豊橋「理容アサクラ」 53年間の歴史に幕

2023/01/29 00:02(公開)
29日で店を閉める浅倉さん=理容「アサクラ」で
 豊橋市談合町の「理容アサクラ」が29日で閉店する。店主は聴覚障害のある浅倉育雄さん。今年3月に迎える喜寿を前に、約53年間の歴史に終止符を打つ。
 1946年、6人きょうだいの末っ子として生まれた。生まれつき聞こえに障害があった浅倉さんは、豊橋聾学校中学部で理容科を選んだ。当時は手に職をつけるため、「理容」「竹作(竹細工)」「紳士服」の中から選ぶことになっていた。
高等部理容学科、専攻科で技術を磨き、64年12月に東京都の理容店に弟子入り。ヘアデザインやアイロン技術などを3年かけて学び、講師適任証を取得した。68年に豊橋市の清陽館に1年半勤め、70年3月に現在の場所に店を開いた。
 「一生懸命修業して店を構えた。最初はお客さんとのコミュニケーションに苦労した。
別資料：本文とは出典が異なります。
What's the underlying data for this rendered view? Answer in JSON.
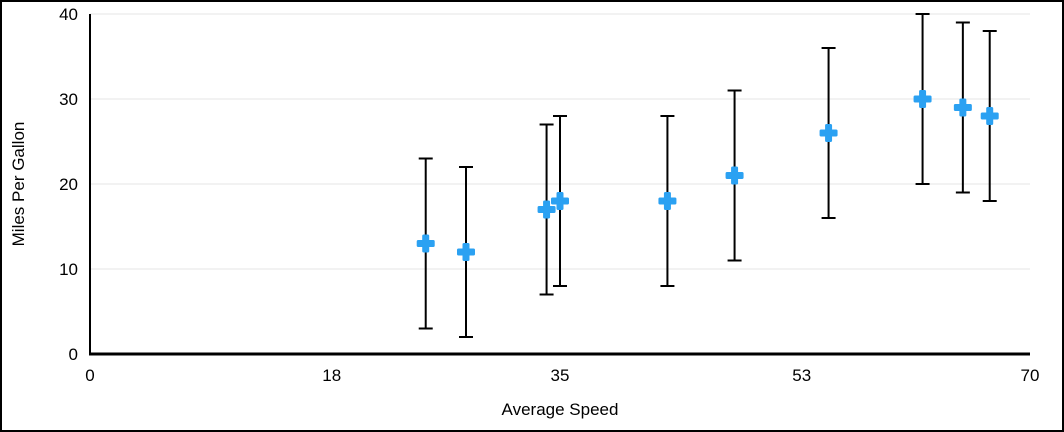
{
  "chart_data": {
    "type": "scatter",
    "title": "",
    "xlabel": "Average Speed",
    "ylabel": "Miles Per Gallon",
    "xlim": [
      0,
      70
    ],
    "ylim": [
      0,
      40
    ],
    "x_ticks": [
      0,
      18,
      35,
      53,
      70
    ],
    "y_ticks": [
      0,
      10,
      20,
      30,
      40
    ],
    "grid": "horizontal-light",
    "legend": "none",
    "marker": "plus",
    "marker_color": "#2BA1F2",
    "gridline_color": "#E4E4E4",
    "axis_color": "#000000",
    "error_bar_color": "#000000",
    "error_bar_type": "symmetric",
    "points": [
      {
        "x": 25,
        "y": 13,
        "err": 10
      },
      {
        "x": 28,
        "y": 12,
        "err": 10
      },
      {
        "x": 34,
        "y": 17,
        "err": 10
      },
      {
        "x": 35,
        "y": 18,
        "err": 10
      },
      {
        "x": 43,
        "y": 18,
        "err": 10
      },
      {
        "x": 48,
        "y": 21,
        "err": 10
      },
      {
        "x": 55,
        "y": 26,
        "err": 10
      },
      {
        "x": 62,
        "y": 30,
        "err": 10
      },
      {
        "x": 65,
        "y": 29,
        "err": 10
      },
      {
        "x": 67,
        "y": 28,
        "err": 10
      }
    ]
  }
}
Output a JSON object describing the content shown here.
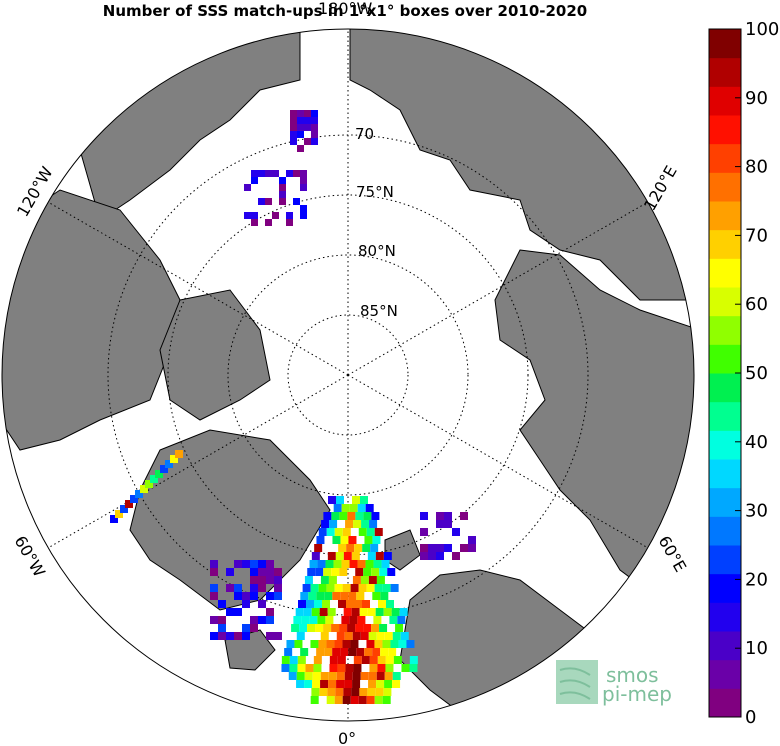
{
  "title": "Number of SSS match-ups in 1°x1° boxes over 2010-2020",
  "map": {
    "projection": "north-polar-stereographic",
    "meridian_labels": {
      "top": "180°W",
      "upper_left": "120°W",
      "lower_left": "60°W",
      "bottom": "0°",
      "lower_right": "60°E",
      "upper_right": "120°E"
    },
    "parallel_labels": [
      "70",
      "75°N",
      "80°N",
      "85°N"
    ],
    "colors": {
      "land": "#808080",
      "ocean": "#ffffff",
      "coastline": "#000000",
      "grid": "#000000"
    }
  },
  "colorbar": {
    "min": 0,
    "max": 100,
    "ticks": [
      "100",
      "90",
      "80",
      "70",
      "60",
      "50",
      "40",
      "30",
      "20",
      "10",
      "0"
    ],
    "colors": [
      "#800080",
      "#6a00a8",
      "#4a00c8",
      "#2200ee",
      "#0000ff",
      "#0040ff",
      "#0078ff",
      "#00a8ff",
      "#00d8ff",
      "#00ffe0",
      "#00ff90",
      "#00f050",
      "#40ff00",
      "#90ff00",
      "#d8ff00",
      "#ffff00",
      "#ffd000",
      "#ffa000",
      "#ff7000",
      "#ff4000",
      "#ff1000",
      "#e00000",
      "#b00000",
      "#800000"
    ]
  },
  "logo": {
    "line1": "smos",
    "line2": "pi-mep"
  }
}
髪型の写真を見せて選んでもらうなど、話が通じるよう努力した」と浅倉さんは手話と筆談で語った。客は近所だけでなく静岡県湖西市や安城市などからも。月2回、欠かさず来店する常連もいるという。
 82年からは定休日を使い、ろう者で妻優子さんと野依町の福祉施設「あかね荘」への月1回の散髪慰問を開始。27年間続けた。夫婦二人三脚で頑張ってきたが、22年前に優子さんが死去。以来一人で店を切り盛りしている。
 閉店は腕が震えるなど「体力的な問題」。閉店の張り紙を見て散髪に来たり、餞別(せんべつ)を持ってきたりする人もいる。ろうの理容仲間も、以前は東三河に20店舗ほどあったが、現在は浅倉さんを含め3~4店。障害者雇用促進法ができたことで、進路の幅が増えたためだという。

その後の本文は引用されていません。